I would prefer a non-spell-based psionics system.
Spells are discrete things. You cast fireball, and you get a 20-foot-radius ball of fire somewhere far away doing X amount of damage. You cast haste, and the target moves faster and can do more stuff. It is trivial to create a character who can do both of these things.
Psionics, at least to me, lean more on sci-fi and superhero tropes. In those, it is more common to have one (or rarely multiple) core power(s) that can be expressed in different ways. Xavier is a telepath. He can communicate telepathically, read minds, create mental blasts, create mental illusions, project astrally, and use his telepathy in a number of other ways.
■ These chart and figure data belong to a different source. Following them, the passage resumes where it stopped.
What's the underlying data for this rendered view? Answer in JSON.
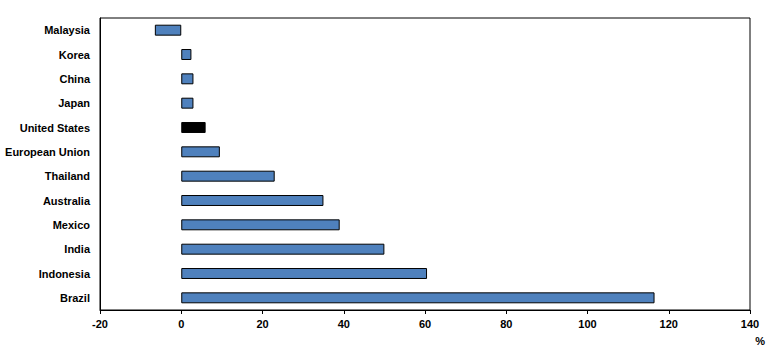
{
  "chart_data": {
    "type": "bar",
    "orientation": "horizontal",
    "categories": [
      "Malaysia",
      "Korea",
      "China",
      "Japan",
      "United States",
      "European Union",
      "Thailand",
      "Australia",
      "Mexico",
      "India",
      "Indonesia",
      "Brazil"
    ],
    "values": [
      -6.5,
      2.5,
      3,
      3,
      6,
      9.5,
      23,
      35,
      39,
      50,
      60.5,
      116.5
    ],
    "colors": [
      "#4f81bd",
      "#4f81bd",
      "#4f81bd",
      "#4f81bd",
      "#000000",
      "#4f81bd",
      "#4f81bd",
      "#4f81bd",
      "#4f81bd",
      "#4f81bd",
      "#4f81bd",
      "#4f81bd"
    ],
    "xlim": [
      -20,
      140
    ],
    "xticks": [
      -20,
      0,
      20,
      40,
      60,
      80,
      100,
      120,
      140
    ],
    "xlabel": "%",
    "grid": false
  }
}
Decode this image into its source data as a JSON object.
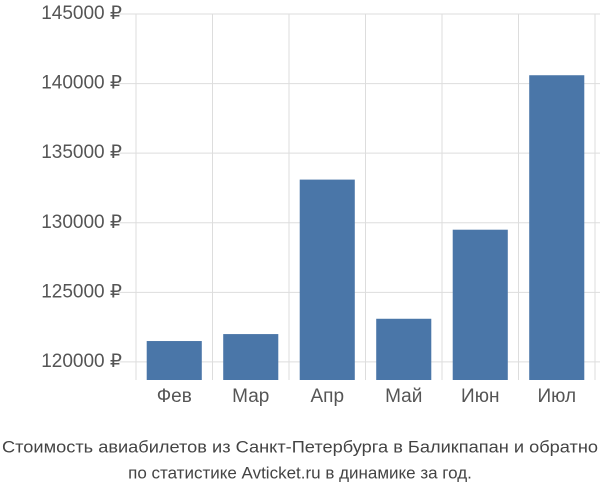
{
  "chart_data": {
    "type": "bar",
    "title": [
      "Стоимость авиабилетов из Санкт-Петербурга в Баликпапан и обратно",
      "по статистике Avticket.ru в динамике за год."
    ],
    "categories": [
      "Фев",
      "Мар",
      "Апр",
      "Май",
      "Июн",
      "Июл"
    ],
    "values": [
      121500,
      122000,
      133100,
      123100,
      129500,
      140600
    ],
    "color": "#4a76a8",
    "ylim": [
      118700,
      145000
    ],
    "yticks": [
      {
        "value": 120000,
        "label": "120000 ₽"
      },
      {
        "value": 125000,
        "label": "125000 ₽"
      },
      {
        "value": 130000,
        "label": "130000 ₽"
      },
      {
        "value": 135000,
        "label": "135000 ₽"
      },
      {
        "value": 140000,
        "label": "140000 ₽"
      },
      {
        "value": 145000,
        "label": "145000 ₽"
      }
    ],
    "grid": true
  }
}
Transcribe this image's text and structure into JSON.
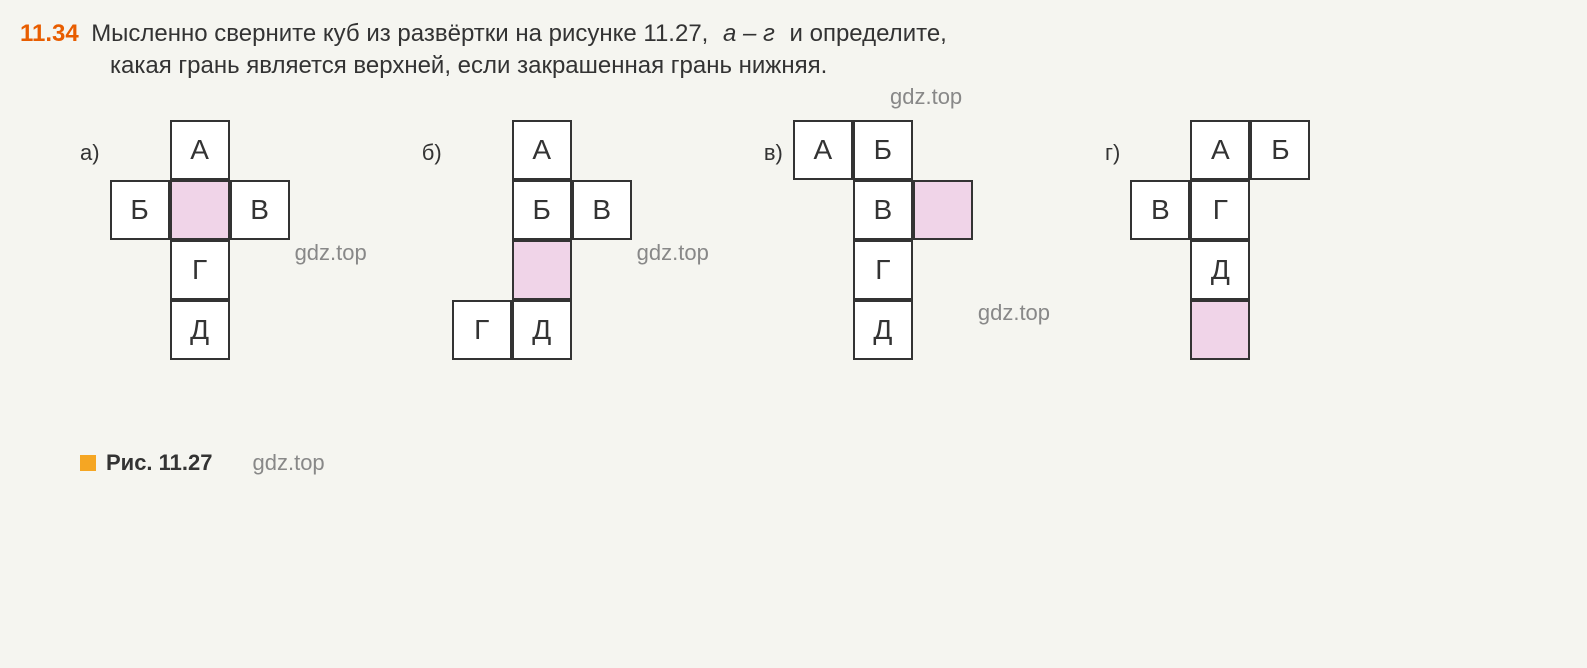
{
  "problem": {
    "number": "11.34",
    "text_line1": "Мысленно сверните куб из развёртки на рисунке 11.27, ",
    "text_line1_italic": "а – г",
    "text_line1_end": " и определите,",
    "text_line2": "какая грань является верхней, если закрашенная грань нижняя."
  },
  "watermarks": {
    "w1": "gdz.top",
    "w2": "gdz.top",
    "w3": "gdz.top",
    "w4": "gdz.top",
    "w5": "gdz.top"
  },
  "figures": {
    "a": {
      "label": "а)",
      "cells": [
        {
          "row": 0,
          "col": 1,
          "text": "А",
          "bordered": true,
          "shaded": false
        },
        {
          "row": 1,
          "col": 0,
          "text": "Б",
          "bordered": true,
          "shaded": false
        },
        {
          "row": 1,
          "col": 1,
          "text": "",
          "bordered": true,
          "shaded": true
        },
        {
          "row": 1,
          "col": 2,
          "text": "В",
          "bordered": true,
          "shaded": false
        },
        {
          "row": 2,
          "col": 1,
          "text": "Г",
          "bordered": true,
          "shaded": false
        },
        {
          "row": 3,
          "col": 1,
          "text": "Д",
          "bordered": true,
          "shaded": false
        }
      ]
    },
    "b": {
      "label": "б)",
      "cells": [
        {
          "row": 0,
          "col": 1,
          "text": "А",
          "bordered": true,
          "shaded": false
        },
        {
          "row": 1,
          "col": 1,
          "text": "Б",
          "bordered": true,
          "shaded": false
        },
        {
          "row": 1,
          "col": 2,
          "text": "В",
          "bordered": true,
          "shaded": false
        },
        {
          "row": 2,
          "col": 1,
          "text": "",
          "bordered": true,
          "shaded": true
        },
        {
          "row": 3,
          "col": 0,
          "text": "Г",
          "bordered": true,
          "shaded": false
        },
        {
          "row": 3,
          "col": 1,
          "text": "Д",
          "bordered": true,
          "shaded": false
        }
      ]
    },
    "c": {
      "label": "в)",
      "cells": [
        {
          "row": 0,
          "col": 0,
          "text": "А",
          "bordered": true,
          "shaded": false
        },
        {
          "row": 0,
          "col": 1,
          "text": "Б",
          "bordered": true,
          "shaded": false
        },
        {
          "row": 1,
          "col": 1,
          "text": "В",
          "bordered": true,
          "shaded": false
        },
        {
          "row": 1,
          "col": 2,
          "text": "",
          "bordered": true,
          "shaded": true
        },
        {
          "row": 2,
          "col": 1,
          "text": "Г",
          "bordered": true,
          "shaded": false
        },
        {
          "row": 3,
          "col": 1,
          "text": "Д",
          "bordered": true,
          "shaded": false
        }
      ]
    },
    "d": {
      "label": "г)",
      "cells": [
        {
          "row": 0,
          "col": 1,
          "text": "А",
          "bordered": true,
          "shaded": false
        },
        {
          "row": 0,
          "col": 2,
          "text": "Б",
          "bordered": true,
          "shaded": false
        },
        {
          "row": 1,
          "col": 0,
          "text": "В",
          "bordered": true,
          "shaded": false
        },
        {
          "row": 1,
          "col": 1,
          "text": "Г",
          "bordered": true,
          "shaded": false
        },
        {
          "row": 2,
          "col": 1,
          "text": "Д",
          "bordered": true,
          "shaded": false
        },
        {
          "row": 3,
          "col": 1,
          "text": "",
          "bordered": true,
          "shaded": true
        }
      ]
    }
  },
  "caption": {
    "text": "Рис. 11.27"
  },
  "styling": {
    "cell_size": 60,
    "border_color": "#333333",
    "border_width": 2,
    "shaded_color": "#f0d4e8",
    "cell_bg": "#ffffff",
    "page_bg": "#f5f5f0",
    "number_color": "#e85d00",
    "text_color": "#333333",
    "caption_square_color": "#f5a623",
    "watermark_color": "#888888",
    "font_size_text": 24,
    "font_size_cell": 28,
    "font_size_label": 22
  }
}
In the OG Marvel RPG, this was expressed as having the Telepathy power and a number of "Power stunts" based on that power. But he can't move things with his mind, or see the future, or walk through walls, or heal his legs.
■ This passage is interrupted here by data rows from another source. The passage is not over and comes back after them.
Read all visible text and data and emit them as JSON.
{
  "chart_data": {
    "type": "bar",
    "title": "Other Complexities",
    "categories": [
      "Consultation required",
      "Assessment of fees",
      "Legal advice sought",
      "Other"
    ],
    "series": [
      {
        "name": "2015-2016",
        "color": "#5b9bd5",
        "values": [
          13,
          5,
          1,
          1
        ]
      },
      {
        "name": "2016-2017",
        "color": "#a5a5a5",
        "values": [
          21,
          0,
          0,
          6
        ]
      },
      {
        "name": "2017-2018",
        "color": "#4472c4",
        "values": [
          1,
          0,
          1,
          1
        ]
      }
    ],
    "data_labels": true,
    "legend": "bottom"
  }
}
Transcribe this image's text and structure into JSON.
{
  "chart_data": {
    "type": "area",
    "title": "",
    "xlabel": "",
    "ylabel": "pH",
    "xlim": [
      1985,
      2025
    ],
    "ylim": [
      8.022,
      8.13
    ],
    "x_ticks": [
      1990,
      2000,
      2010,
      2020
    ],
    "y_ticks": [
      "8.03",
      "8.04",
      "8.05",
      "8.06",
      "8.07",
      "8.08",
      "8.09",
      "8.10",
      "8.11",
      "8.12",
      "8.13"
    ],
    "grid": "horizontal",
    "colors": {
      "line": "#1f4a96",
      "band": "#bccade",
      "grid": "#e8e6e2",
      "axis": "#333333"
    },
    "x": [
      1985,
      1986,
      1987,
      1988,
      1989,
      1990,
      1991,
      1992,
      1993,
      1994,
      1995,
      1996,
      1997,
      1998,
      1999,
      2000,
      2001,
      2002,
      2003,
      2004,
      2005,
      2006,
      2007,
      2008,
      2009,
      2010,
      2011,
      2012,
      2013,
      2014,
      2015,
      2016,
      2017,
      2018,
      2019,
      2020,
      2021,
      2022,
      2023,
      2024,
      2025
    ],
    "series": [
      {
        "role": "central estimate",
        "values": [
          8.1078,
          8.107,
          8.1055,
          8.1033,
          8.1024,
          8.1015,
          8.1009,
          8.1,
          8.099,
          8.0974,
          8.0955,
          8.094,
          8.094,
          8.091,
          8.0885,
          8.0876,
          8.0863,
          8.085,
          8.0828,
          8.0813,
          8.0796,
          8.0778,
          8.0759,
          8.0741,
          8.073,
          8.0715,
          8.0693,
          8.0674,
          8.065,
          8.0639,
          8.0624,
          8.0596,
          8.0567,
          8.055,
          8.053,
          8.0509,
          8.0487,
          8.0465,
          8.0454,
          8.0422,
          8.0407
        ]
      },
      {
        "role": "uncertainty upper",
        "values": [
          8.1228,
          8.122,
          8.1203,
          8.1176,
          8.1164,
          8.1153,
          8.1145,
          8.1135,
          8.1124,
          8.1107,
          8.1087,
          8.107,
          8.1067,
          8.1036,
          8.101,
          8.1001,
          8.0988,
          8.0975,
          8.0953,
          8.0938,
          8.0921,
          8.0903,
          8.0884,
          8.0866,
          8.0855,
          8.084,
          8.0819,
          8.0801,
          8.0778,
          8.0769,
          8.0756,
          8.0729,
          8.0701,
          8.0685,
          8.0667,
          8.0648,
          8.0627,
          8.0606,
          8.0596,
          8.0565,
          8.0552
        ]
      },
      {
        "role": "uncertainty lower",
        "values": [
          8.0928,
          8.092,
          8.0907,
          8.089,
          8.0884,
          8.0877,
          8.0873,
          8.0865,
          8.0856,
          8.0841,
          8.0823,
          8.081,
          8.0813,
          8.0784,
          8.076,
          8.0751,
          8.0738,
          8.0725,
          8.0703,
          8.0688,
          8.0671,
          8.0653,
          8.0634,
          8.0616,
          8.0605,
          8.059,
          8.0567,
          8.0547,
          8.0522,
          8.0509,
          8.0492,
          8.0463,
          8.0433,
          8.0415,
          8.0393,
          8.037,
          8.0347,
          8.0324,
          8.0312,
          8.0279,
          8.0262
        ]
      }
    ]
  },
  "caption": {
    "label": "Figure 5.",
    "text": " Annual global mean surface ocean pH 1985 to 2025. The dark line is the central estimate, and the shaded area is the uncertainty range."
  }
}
My preference would be for a psionics system that used that as a core idea. The closest was 2e, where psionicists started out with a single discipline (telepathy, clairsentience, psychoportation, psychokinesis, or psychometabolism – I don't recall if you could take metapsionics as a primary discipline, but it would likely not have been a good idea even if you could). Even then you could branch out, but one discipline would always be primary.
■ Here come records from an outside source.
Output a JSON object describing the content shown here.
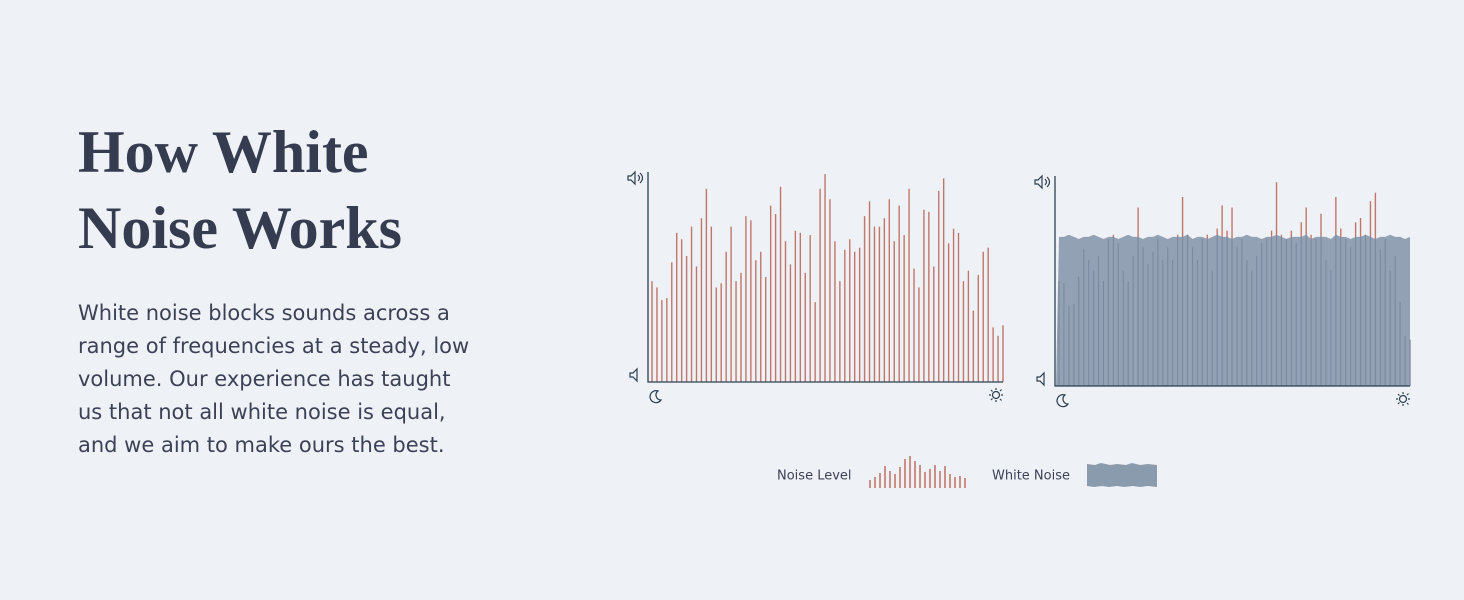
{
  "heading": {
    "lines": [
      "How White",
      "Noise Works"
    ]
  },
  "body": {
    "lines": [
      "White noise blocks sounds across a",
      "range of frequencies at a steady, low",
      "volume. Our experience has taught",
      "us that not all white noise is equal,",
      "and we aim to make ours the best."
    ]
  },
  "chart_data": [
    {
      "type": "bar",
      "ylim": [
        0,
        100
      ],
      "series": [
        {
          "name": "Noise Level",
          "color": "#c0776b",
          "values": [
            48,
            45,
            39,
            40,
            57,
            71,
            68,
            60,
            74,
            55,
            78,
            92,
            74,
            45,
            47,
            62,
            74,
            48,
            52,
            79,
            77,
            58,
            62,
            50,
            84,
            80,
            93,
            67,
            56,
            72,
            71,
            52,
            70,
            38,
            92,
            99,
            87,
            67,
            48,
            63,
            68,
            62,
            64,
            79,
            86,
            74,
            74,
            78,
            87,
            67,
            84,
            70,
            92,
            54,
            45,
            82,
            81,
            55,
            91,
            97,
            66,
            73,
            71,
            48,
            53,
            34,
            51,
            62,
            64,
            26,
            22,
            27
          ]
        }
      ]
    },
    {
      "type": "bar",
      "ylim": [
        0,
        100
      ],
      "series": [
        {
          "name": "Noise Level",
          "color": "#c0776b",
          "values": [
            50,
            49,
            38,
            39,
            52,
            65,
            60,
            55,
            62,
            50,
            70,
            72,
            68,
            55,
            50,
            62,
            85,
            66,
            58,
            64,
            70,
            60,
            66,
            60,
            72,
            90,
            72,
            66,
            60,
            70,
            72,
            55,
            75,
            86,
            74,
            85,
            66,
            70,
            60,
            55,
            62,
            68,
            70,
            74,
            97,
            72,
            70,
            74,
            68,
            78,
            85,
            72,
            70,
            82,
            60,
            55,
            90,
            75,
            70,
            66,
            78,
            80,
            72,
            88,
            92,
            65,
            70,
            55,
            62,
            40,
            24,
            22
          ]
        },
        {
          "name": "White Noise",
          "color": "#8a9bae",
          "values": [
            71,
            71,
            72,
            71,
            70,
            71,
            71,
            72,
            71,
            70,
            71,
            71,
            70,
            71,
            72,
            71,
            71,
            70,
            71,
            71,
            72,
            71,
            70,
            71,
            71,
            71,
            72,
            70,
            71,
            71,
            70,
            71,
            72,
            71,
            71,
            70,
            71,
            71,
            72,
            71,
            71,
            70,
            71,
            71,
            72,
            71,
            70,
            71,
            71,
            71,
            72,
            70,
            71,
            71,
            71,
            70,
            72,
            71,
            71,
            70,
            71,
            71,
            72,
            71,
            70,
            71,
            71,
            72,
            71,
            71,
            70,
            71
          ]
        }
      ]
    }
  ]
}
Now, 2e psionics were far from perfect. The telepathy powers were too punishing for non-psionics, and the system was mostly too flat (1st level psychoporters could have, and probably would have, Teleport as a power – far shorter range than the spell, but still). But deep down, it's what I think of as being "right" for D&D psionics. Perhaps because that's where I started, but also because of this approach of powers being different expressions of a core discipline.